I stand before two large 'tumuli' at the southern end of the spit - the Labs - metal constructs and piping 'growing' out of their inland facing edges, wide concrete mouths at the other, screaming out to sea - these lead on to the 'pagoda' buildings, the test chambers (Labs 4 and 5) that look like square mushrooms and are the trademark silhouettes of the Ness - the earth and shingle pitted and undulating as if given way deep beneath during test explosions - stray metal objects, some a livid red in their rusting, are scattered and so twisted, spelling out words in new languages: cuneiforms, ciphers (to the gods of war looking down, waiting for the correct plea to come through?) - the whole spit is so unearthly and desolate, dramatic, surrounded by the sudden horizon line to nothingness - the dry, burning sky above, the harsh scrub and blistered sand and shingle make me lose track of my location, the eye has little to corroborate distance so all distances become one and the same, the pervading sense of being in a desert broken only by the sinister and apocalyptic traces of man -

Then a singing note comes on the wind, rising and falling in odd harmony, a thrumming deep inside the air itself and I am baffled as to its source - sitting in the Bomb Ballistics Building, looking out through the observers window across the striated shingle that runs to the sea - and that song just rises from nowhere, pitch perfect - I suspect it is the force of the wind running through some material in the building itself, the metal struts maybe, vibrating at a magical frequency and becoming a constant hum - or maybe, just maybe, it is the undetermined noise that stopped Cobra Mist?
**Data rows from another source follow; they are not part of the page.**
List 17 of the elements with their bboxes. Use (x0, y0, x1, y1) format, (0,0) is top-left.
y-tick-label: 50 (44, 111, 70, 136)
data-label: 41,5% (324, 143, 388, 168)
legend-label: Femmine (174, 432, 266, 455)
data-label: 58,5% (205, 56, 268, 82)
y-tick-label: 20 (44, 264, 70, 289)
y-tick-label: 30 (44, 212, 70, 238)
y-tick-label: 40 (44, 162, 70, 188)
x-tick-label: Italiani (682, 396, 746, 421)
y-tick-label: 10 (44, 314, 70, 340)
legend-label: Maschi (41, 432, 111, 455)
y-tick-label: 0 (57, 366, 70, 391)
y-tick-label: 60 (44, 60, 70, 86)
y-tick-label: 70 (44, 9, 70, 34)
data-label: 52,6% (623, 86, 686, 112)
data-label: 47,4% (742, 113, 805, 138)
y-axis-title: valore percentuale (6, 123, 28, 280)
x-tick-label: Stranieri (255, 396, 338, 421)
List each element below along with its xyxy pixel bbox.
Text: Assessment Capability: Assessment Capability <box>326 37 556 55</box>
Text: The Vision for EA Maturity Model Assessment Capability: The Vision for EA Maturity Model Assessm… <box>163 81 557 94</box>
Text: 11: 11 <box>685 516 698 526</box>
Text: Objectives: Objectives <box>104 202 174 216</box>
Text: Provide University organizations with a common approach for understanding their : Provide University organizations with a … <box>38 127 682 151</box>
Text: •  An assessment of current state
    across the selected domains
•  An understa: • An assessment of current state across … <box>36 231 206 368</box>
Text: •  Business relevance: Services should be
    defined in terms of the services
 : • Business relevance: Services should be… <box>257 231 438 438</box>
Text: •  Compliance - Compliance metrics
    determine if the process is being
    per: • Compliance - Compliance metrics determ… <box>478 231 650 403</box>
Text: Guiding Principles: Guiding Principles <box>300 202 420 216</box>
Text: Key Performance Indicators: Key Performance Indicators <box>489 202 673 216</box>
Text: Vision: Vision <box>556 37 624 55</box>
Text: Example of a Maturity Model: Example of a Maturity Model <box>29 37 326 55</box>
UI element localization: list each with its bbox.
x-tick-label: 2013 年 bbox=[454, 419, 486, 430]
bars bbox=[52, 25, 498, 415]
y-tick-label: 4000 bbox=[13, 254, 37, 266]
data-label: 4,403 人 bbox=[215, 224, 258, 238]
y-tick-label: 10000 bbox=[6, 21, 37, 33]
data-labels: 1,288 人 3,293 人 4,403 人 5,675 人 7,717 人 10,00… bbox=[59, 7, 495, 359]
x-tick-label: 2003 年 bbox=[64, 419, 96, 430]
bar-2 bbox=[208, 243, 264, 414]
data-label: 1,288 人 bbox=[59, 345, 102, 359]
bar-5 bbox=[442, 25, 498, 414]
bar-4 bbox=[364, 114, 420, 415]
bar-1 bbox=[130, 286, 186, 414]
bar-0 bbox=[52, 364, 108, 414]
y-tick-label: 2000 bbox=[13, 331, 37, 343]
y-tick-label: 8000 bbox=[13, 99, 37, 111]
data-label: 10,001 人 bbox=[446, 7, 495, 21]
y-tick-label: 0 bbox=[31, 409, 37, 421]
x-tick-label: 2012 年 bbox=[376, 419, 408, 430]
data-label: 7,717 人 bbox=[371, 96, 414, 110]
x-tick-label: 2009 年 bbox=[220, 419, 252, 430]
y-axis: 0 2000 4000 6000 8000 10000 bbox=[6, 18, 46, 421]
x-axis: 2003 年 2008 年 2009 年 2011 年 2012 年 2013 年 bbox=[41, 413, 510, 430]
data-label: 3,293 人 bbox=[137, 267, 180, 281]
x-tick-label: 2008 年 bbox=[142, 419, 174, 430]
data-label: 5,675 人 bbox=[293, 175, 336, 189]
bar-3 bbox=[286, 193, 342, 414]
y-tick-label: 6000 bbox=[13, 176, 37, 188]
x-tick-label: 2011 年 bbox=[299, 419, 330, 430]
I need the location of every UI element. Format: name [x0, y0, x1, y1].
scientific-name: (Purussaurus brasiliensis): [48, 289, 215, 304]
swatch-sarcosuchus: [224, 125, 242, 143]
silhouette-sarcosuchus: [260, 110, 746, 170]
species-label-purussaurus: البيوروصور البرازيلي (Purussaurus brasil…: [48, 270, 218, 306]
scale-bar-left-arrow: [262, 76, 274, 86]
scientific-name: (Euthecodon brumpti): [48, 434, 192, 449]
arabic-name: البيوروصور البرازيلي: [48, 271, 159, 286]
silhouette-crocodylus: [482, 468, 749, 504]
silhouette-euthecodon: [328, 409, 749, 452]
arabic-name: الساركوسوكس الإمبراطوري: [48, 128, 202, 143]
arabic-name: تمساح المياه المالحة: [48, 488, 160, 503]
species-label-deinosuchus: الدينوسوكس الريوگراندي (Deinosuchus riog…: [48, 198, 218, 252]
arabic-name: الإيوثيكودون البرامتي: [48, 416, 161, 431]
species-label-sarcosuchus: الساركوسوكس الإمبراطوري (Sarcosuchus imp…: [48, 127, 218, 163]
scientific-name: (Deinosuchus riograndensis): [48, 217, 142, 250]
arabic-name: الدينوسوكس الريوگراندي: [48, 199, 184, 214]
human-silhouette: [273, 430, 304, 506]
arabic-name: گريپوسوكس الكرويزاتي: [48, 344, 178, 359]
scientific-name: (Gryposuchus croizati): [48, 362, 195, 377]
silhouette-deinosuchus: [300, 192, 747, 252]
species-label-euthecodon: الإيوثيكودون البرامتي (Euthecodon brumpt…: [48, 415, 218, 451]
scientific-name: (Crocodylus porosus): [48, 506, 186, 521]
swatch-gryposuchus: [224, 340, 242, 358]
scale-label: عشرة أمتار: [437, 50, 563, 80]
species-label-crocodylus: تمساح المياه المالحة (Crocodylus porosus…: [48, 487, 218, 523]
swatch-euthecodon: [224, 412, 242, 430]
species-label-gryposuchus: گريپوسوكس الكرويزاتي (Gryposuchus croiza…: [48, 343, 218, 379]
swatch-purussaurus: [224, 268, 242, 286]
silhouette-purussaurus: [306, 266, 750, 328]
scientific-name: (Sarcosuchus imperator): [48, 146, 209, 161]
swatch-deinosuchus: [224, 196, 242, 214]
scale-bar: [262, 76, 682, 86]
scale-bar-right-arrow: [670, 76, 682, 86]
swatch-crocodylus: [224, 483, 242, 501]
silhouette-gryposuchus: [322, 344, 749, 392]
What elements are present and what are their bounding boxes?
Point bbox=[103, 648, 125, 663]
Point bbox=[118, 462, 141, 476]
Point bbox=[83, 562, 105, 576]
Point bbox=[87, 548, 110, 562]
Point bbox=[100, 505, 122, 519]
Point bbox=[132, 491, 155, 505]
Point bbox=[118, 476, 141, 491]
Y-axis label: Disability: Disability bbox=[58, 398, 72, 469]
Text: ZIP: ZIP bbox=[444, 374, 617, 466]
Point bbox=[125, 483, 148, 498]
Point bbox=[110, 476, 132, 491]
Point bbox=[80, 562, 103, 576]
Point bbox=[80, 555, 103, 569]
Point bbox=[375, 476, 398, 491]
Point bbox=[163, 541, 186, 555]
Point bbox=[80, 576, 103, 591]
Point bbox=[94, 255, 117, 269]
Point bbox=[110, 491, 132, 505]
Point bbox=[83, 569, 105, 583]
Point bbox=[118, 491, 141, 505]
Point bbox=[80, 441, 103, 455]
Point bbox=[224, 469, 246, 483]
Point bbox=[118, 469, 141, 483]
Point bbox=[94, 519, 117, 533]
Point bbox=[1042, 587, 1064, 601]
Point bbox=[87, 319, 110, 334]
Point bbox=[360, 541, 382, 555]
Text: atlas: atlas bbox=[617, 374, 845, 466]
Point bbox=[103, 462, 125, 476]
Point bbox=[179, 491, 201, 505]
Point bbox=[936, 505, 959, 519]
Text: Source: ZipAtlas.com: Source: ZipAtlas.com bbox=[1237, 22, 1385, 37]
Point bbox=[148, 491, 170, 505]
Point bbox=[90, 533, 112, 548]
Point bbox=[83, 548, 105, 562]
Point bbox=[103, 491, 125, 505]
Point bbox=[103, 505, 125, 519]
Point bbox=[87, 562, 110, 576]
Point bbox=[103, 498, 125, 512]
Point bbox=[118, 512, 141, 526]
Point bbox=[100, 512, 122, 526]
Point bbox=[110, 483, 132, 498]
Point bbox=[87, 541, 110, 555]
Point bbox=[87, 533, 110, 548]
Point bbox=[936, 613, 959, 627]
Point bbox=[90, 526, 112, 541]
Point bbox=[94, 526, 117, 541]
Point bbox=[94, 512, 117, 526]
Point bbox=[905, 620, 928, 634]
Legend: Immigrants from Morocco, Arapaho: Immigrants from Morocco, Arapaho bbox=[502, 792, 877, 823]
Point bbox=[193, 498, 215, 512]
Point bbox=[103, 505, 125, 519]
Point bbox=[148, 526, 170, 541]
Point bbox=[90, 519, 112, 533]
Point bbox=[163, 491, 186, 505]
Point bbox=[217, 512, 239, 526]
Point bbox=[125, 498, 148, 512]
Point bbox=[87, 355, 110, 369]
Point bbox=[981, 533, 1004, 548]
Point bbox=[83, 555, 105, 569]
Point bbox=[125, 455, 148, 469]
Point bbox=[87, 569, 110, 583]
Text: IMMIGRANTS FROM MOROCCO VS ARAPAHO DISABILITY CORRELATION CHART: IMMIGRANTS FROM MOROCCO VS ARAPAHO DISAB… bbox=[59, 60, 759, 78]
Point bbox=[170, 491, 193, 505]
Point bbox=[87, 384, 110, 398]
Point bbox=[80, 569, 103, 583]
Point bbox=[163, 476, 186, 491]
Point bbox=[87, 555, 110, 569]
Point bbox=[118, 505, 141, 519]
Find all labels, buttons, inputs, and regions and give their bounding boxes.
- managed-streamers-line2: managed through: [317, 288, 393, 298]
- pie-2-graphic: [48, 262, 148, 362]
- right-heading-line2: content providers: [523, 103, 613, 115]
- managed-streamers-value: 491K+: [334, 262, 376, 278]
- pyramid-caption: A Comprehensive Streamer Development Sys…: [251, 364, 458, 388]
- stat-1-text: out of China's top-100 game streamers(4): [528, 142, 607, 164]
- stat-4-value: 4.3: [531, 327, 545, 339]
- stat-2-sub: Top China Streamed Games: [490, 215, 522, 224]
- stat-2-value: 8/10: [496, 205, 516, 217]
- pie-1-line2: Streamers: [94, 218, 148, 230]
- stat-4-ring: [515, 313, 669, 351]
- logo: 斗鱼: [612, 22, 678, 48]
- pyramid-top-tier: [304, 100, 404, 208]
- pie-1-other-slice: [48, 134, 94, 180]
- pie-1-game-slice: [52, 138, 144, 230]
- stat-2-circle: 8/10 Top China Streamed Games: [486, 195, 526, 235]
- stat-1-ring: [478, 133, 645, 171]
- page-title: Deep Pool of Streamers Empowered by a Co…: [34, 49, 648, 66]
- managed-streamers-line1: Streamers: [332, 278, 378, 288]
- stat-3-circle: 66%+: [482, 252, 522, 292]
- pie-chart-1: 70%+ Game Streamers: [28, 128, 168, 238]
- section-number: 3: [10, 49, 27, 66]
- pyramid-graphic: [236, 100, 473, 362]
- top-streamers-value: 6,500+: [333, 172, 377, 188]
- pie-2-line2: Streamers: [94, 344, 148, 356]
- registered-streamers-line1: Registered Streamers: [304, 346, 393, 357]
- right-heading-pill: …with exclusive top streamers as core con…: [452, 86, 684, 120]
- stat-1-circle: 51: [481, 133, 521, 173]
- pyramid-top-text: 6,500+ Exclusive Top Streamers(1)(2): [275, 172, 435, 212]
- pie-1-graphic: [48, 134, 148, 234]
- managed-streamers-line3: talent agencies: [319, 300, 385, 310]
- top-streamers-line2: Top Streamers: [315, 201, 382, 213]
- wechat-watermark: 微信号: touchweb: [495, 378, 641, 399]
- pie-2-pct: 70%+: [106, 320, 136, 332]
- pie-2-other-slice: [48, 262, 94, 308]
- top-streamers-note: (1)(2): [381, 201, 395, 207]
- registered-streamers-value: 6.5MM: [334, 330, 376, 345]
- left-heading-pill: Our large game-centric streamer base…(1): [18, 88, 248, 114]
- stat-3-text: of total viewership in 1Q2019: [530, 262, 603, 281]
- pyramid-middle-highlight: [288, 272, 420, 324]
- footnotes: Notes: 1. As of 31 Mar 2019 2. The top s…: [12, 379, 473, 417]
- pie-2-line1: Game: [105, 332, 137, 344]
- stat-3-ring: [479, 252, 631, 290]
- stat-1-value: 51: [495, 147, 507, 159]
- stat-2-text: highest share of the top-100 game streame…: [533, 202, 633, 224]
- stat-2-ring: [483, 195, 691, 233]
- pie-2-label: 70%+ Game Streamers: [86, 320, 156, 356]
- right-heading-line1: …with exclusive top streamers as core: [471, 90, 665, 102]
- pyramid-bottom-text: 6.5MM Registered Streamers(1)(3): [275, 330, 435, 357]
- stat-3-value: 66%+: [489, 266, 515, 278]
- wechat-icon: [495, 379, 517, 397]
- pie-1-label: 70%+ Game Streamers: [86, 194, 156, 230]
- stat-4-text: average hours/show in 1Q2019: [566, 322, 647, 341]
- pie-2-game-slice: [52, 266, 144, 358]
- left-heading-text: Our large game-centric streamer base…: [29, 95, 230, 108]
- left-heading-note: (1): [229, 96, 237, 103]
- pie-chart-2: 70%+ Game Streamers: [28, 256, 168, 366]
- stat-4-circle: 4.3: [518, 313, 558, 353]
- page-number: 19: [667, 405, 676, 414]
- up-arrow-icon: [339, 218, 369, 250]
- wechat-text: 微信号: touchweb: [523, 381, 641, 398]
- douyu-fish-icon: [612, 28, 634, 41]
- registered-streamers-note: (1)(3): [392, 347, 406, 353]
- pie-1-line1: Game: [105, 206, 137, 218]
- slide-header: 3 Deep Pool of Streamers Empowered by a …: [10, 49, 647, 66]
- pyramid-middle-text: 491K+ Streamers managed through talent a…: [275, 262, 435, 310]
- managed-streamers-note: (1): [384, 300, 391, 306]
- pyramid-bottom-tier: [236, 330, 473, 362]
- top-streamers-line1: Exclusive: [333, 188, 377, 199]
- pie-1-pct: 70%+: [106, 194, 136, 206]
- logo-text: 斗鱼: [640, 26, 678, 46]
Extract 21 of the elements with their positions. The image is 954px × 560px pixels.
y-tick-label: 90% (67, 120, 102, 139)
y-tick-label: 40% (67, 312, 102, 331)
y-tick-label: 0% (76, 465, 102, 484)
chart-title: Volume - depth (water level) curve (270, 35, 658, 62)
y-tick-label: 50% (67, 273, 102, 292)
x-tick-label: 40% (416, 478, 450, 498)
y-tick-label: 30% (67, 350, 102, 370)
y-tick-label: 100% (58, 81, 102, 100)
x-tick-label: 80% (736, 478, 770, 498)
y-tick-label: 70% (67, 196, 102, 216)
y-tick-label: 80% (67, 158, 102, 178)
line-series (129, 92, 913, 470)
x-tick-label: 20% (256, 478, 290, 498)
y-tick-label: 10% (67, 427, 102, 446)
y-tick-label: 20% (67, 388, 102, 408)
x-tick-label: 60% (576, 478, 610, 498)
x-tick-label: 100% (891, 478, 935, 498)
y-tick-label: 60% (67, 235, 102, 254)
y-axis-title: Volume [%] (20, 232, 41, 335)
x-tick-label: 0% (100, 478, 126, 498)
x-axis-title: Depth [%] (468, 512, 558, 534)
That the earth itself began to sing as defence, protection? Or maybe it is simply the background hum the universe makes which even the US military could not reckon with. I'd like to think so. Here where the view out to bomb impact sites is bleached by the overwhelming daylight, where kine-theodolites recorded the descent of freshly dropped bombs into the ocean - I'd like to think it took nothing more than simple music to stop the arrogant Argonauts of progress -

Up on the roof there is a large, heavy set of viewing glasses mounted on a steel podium - their lenses are tinted and aged now so that when one looks through them they add a kind of puce yellow tint to the view; and gazing at the two 'pagodas' this lends them an added hint of post-apocalyptic nightmare; that the light of the sun has become semi-obscured by risen dust-clouds of atomic explosions and fallout, and all beneath is subsumed by heat and dry dust, of the earth trying to come to terms with its own radical demise and struggling, sick, yellow -

Down on the beach, detritus collects at the high tide mark, a line of blackened seaweed marking the furthest point inland that the water gets and among it a multitude of artifacts brought here by the deep currents out in the North Sea and thrown up onto the land:

faded pink plastic sunscreen and baby oil bottles;
yellow plastic spades;
red 'Prince' cigarette packets with health warnings in Russian or Polish;
yellow hard hats;
shoes, sandals, trainers - always in singles, never in pairs, and totally forlorn, hinting at some watery demise;
wire mesh and netting in all shades of azure blue and stinking of the sea;
and a brown leather glove giving the shoreline the finger -

Lost histories - fresh journeys passing.